Browser and file extension risks receive dedicated attention, reflecting the reality that many AI capabilities reach end users through extension marketplaces rather than formal software deployment channels. These extensions often request permissions that would trigger security reviews if requested by traditional enterprise applications but pass unnoticed when installed by individual users.

Breach Statistics and Business Impact

The webinar incorporates breach data to contextualise the business risks associated with Shadow AI. The organisers cite IBM research indicating that one in five organisations with significant SaaS adoption experienced breaches involving Shadow AI during 2025. The same data suggests that Shadow AI involvement adds approximately $670,000 to the average cost of a security incident.

These figures reflect both the direct costs of incident response and the complications that arise when security teams must investigate breaches involving tools they did not know existed within their environment. Forensic analysis becomes substantially more difficult when the data flows under investigation were never logged, and regulatory reporting obligations may be complicated by uncertainty about exactly what information was exposed.

Policy Frameworks and Control Selection

Beyond detection technology, the session addresses the governance frameworks required to manage Shadow AI risk systematically. Technical controls alone cannot address a challenge that fundamentally involves human behaviour and organisational culture. Employees adopt unsanctioned AI tools because those tools help them work more effectively, and security policies that simply prohibit all AI usage are unlikely to achieve compliance.

Effective Shadow AI governance typically requires a combination of technical controls that provide visibility, policies that distinguish between acceptable and unacceptable AI usage, and approved alternatives that give employees legitimate pathways to access AI capabilities. The webinar will examine how organisations can develop control frameworks that balance security requirements against operational needs.

Who Should Attend

The session is designed for security and IT professionals responsible for protecting enterprise environments against emerging threats. Chief Information Security Officers and security operations teams will find the detection and monitoring content directly applicable to their operational responsibilities. Chief Information Officers and IT Directors may benefit from the governance framework discussion as they develop organisational policies around AI adoption.

Compliance and risk management professionals in regulated industries face particular pressure to demonstrate control over AI-related data handling. Financial services, healthcare and other sectors subject to strict data protection requirements cannot easily accommodate the uncertainty that Shadow AI introduces into their data governance posture.

Managed service providers and technology channel partners represent another target audience. As their clients increasingly ask about AI security, partners require technical knowledge and practical frameworks they can apply across multiple customer environments.

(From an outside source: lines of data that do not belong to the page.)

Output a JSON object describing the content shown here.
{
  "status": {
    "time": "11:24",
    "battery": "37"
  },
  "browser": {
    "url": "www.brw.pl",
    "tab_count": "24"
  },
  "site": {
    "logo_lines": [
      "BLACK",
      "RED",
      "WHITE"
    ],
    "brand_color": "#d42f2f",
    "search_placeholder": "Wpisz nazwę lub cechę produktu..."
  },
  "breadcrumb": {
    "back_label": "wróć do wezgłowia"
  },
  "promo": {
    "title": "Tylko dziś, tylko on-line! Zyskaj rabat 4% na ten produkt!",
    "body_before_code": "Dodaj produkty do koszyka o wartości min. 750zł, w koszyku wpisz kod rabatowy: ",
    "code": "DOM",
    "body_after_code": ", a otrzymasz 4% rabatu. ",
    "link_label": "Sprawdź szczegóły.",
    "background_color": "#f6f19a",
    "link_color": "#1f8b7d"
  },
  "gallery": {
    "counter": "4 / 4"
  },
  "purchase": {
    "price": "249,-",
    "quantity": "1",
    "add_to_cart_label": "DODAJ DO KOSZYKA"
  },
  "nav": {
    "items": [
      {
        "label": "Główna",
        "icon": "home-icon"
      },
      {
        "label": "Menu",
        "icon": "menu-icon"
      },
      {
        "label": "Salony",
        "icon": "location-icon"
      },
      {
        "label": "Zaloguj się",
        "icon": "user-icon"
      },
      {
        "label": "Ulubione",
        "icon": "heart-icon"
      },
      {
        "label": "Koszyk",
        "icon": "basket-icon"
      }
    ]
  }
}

The Broader Context of AI Governance

Shadow AI challenges arrive at a moment when organisations are simultaneously trying to capture the productivity benefits of artificial intelligence while managing its risks. The tension between these objectives creates the conditions for shadow adoption. When formal AI procurement processes move slowly or approved tools lack capabilities that employees need, unsanctioned alternatives fill the gap.

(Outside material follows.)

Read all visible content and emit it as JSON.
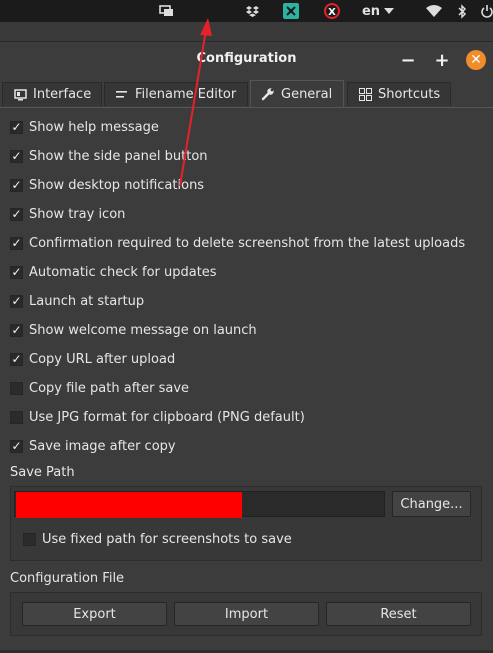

Security teams increasingly recognise that AI governance cannot be treated as a simple extension of existing software governance. The speed at which AI capabilities evolve, the ease with which they can be accessed through browser-based interfaces, and the difficulty of distinguishing AI-assisted work from conventional work all require new approaches to visibility and control. This webinar addresses one piece of that larger governance challenge: understanding what AI tools are actually in use and what risks they create.